Echo allocates a $2.2 million grant to the National Institutes of Health to train artificial intelligence on pulmonary hypertension

What you should know:

Echo, a digital health A company that applies machine learning in the fight against heart and lung disease, announced today that it has been awarded a $2.7 million Direct Small Business Research (SBIR) Phase II grant from the Department of Health and Human Services (HHS) at the National Institutes of Health (NIH).

The grant will fund the development of a machine learning algorithm that detects and classifies pulmonary hypertension (PH) using PCG and ECG data provided by the Eko smart hearing aid.

Improving clinical decision making with a new machine learning algorithm

Pulmonary hypertension is a serious condition that occurs when the pressure in the vessels that carry blood from the heart to the lungs is higher than normal, causing the pressure on the heart to drop. pH affects up to 1% of the world’s population and is a sign of poor health outcomes. ¹ PH can cause premature disability, heart failure and death.

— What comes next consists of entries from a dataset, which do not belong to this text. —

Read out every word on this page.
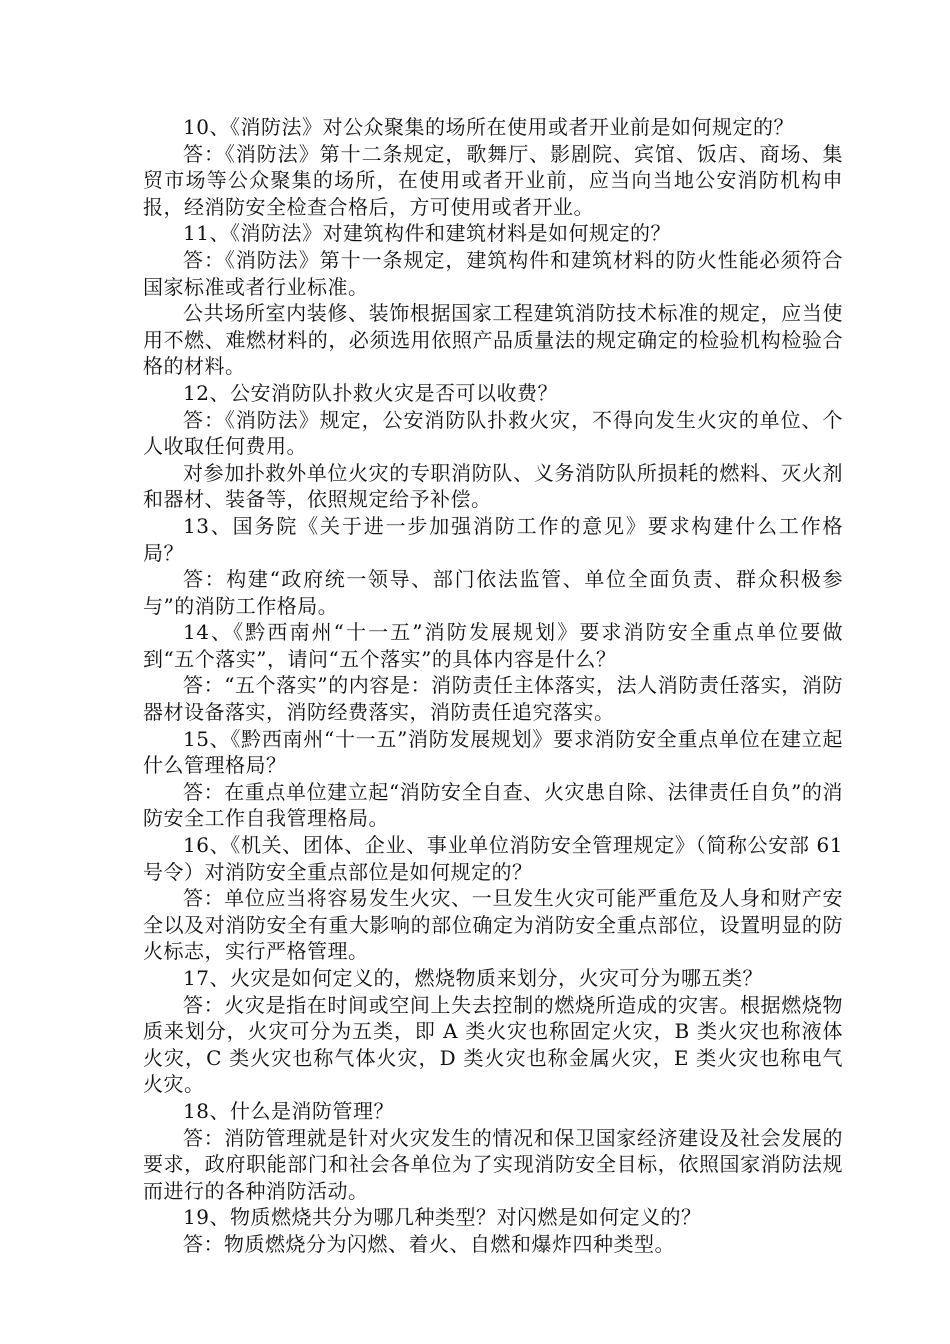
10、《消防法》对公众聚集的场所在使用或者开业前是如何规定的？

答：《消防法》第十二条规定，歌舞厅、影剧院、宾馆、饭店、商场、集贸市场等公众聚集的场所，在使用或者开业前，应当向当地公安消防机构申报，经消防安全检查合格后，方可使用或者开业。

11、《消防法》对建筑构件和建筑材料是如何规定的？

答：《消防法》第十一条规定，建筑构件和建筑材料的防火性能必须符合国家标准或者行业标准。

公共场所室内装修、装饰根据国家工程建筑消防技术标准的规定，应当使用不燃、难燃材料的，必须选用依照产品质量法的规定确定的检验机构检验合格的材料。

12、公安消防队扑救火灾是否可以收费？

答：《消防法》规定，公安消防队扑救火灾，不得向发生火灾的单位、个人收取任何费用。

对参加扑救外单位火灾的专职消防队、义务消防队所损耗的燃料、灭火剂和器材、装备等，依照规定给予补偿。

13、国务院《关于进一步加强消防工作的意见》要求构建什么工作格局？

答：构建“政府统一领导、部门依法监管、单位全面负责、群众积极参与”的消防工作格局。

14、《黔西南州“十一五”消防发展规划》要求消防安全重点单位要做到“五个落实”，请问“五个落实”的具体内容是什么？

答：“五个落实”的内容是：消防责任主体落实，法人消防责任落实，消防器材设备落实，消防经费落实，消防责任追究落实。

15、《黔西南州“十一五”消防发展规划》要求消防安全重点单位在建立起什么管理格局？

答：在重点单位建立起“消防安全自查、火灾患自除、法律责任自负”的消防安全工作自我管理格局。

16、《机关、团体、企业、事业单位消防安全管理规定》（简称公安部 61 号令）对消防安全重点部位是如何规定的？

答：单位应当将容易发生火灾、一旦发生火灾可能严重危及人身和财产安全以及对消防安全有重大影响的部位确定为消防安全重点部位，设置明显的防火标志，实行严格管理。

17、火灾是如何定义的，燃烧物质来划分，火灾可分为哪五类？

答：火灾是指在时间或空间上失去控制的燃烧所造成的灾害。根据燃烧物质来划分，火灾可分为五类，即 A 类火灾也称固定火灾，B 类火灾也称液体火灾，C 类火灾也称气体火灾，D 类火灾也称金属火灾，E 类火灾也称电气火灾。

18、什么是消防管理？

答：消防管理就是针对火灾发生的情况和保卫国家经济建设及社会发展的要求，政府职能部门和社会各单位为了实现消防安全目标，依照国家消防法规而进行的各种消防活动。

19、物质燃烧共分为哪几种类型？对闪燃是如何定义的？

答：物质燃烧分为闪燃、着火、自燃和爆炸四种类型。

Unfortunately, there is often a delay of more than two years between the onset of symptoms and the diagnosis of severe types of PH. The gold standards for diagnosing pH are echocardiography and right heart catheterization, which are expensive and require a cardiologist. AI models based on electrocardiogram (ECG) have been shown to improve the diagnosis of PH but are difficult to deploy. ³ To meet this challenge, Eko has formed a research partnership with Lifespan Health System’s Cardiovascular Institute to collect real-world PCG and ECG data using the Eko DUO ECG + digital stethoscope. This data will help develop an algorithm that can detect PH and classify its severity. This easy-to-deploy early identification tool aims to diagnose PH earlier and more accurately, leading to useful interventions that can save patients’ lives.

“The main objective of this study is to determine whether an Eko-based ECG-based algorithm can determine the presence and severity of pulmonary hypertension when compared to the current gold standard,” said lead researcher Dr. Levinger is Professor of Cardiology and Director of Cardiovascular Research at Brown University Medical School Albert and Lifetime Heart and Vascular Institute. “This machine learning algorithm has the potential to be a low-cost, easy-to-implement, and sustainable medical technology that helps healthcare professionals identify more patients with pulmonary hypertension.”

This award represents Eko’s fourth SBIR grant from the National Institutes of Health, bringing its total funding to date from the National Institutes of Health for the development of heart-lung machine learning to $6 million. The previous $2.7 million grant, awarded to the company in July of 2020, funded collaborative work with Northwestern Medicine Blohm Cardiovascular Institute to validate algorithms that help healthcare professionals (HCPs) identify pathological heart murmurs and heart disease. valvular disease (VHD) during routine office visits. . This grant for VHD directly contributed to the clearance of the FDA and commercialization of Eko Murmur Analysis Software (EMAS) – the first and only machine-learning algorithm to help HCPs identify structural heart murmurs with a smart stethoscope.

Eko advances how healthcare professionals detect and monitor heart and lung disease through its innovative suite of digital tools, patient, provider and Powered by artificial intelligence Analytics. Hundreds of thousands of healthcare professionals worldwide use its FDA-authorized platform, allowing them to detect earlier and with higher accuracy, diagnose with more confidence, administer treatment effectively, and ultimately provide the best possible care to their patients.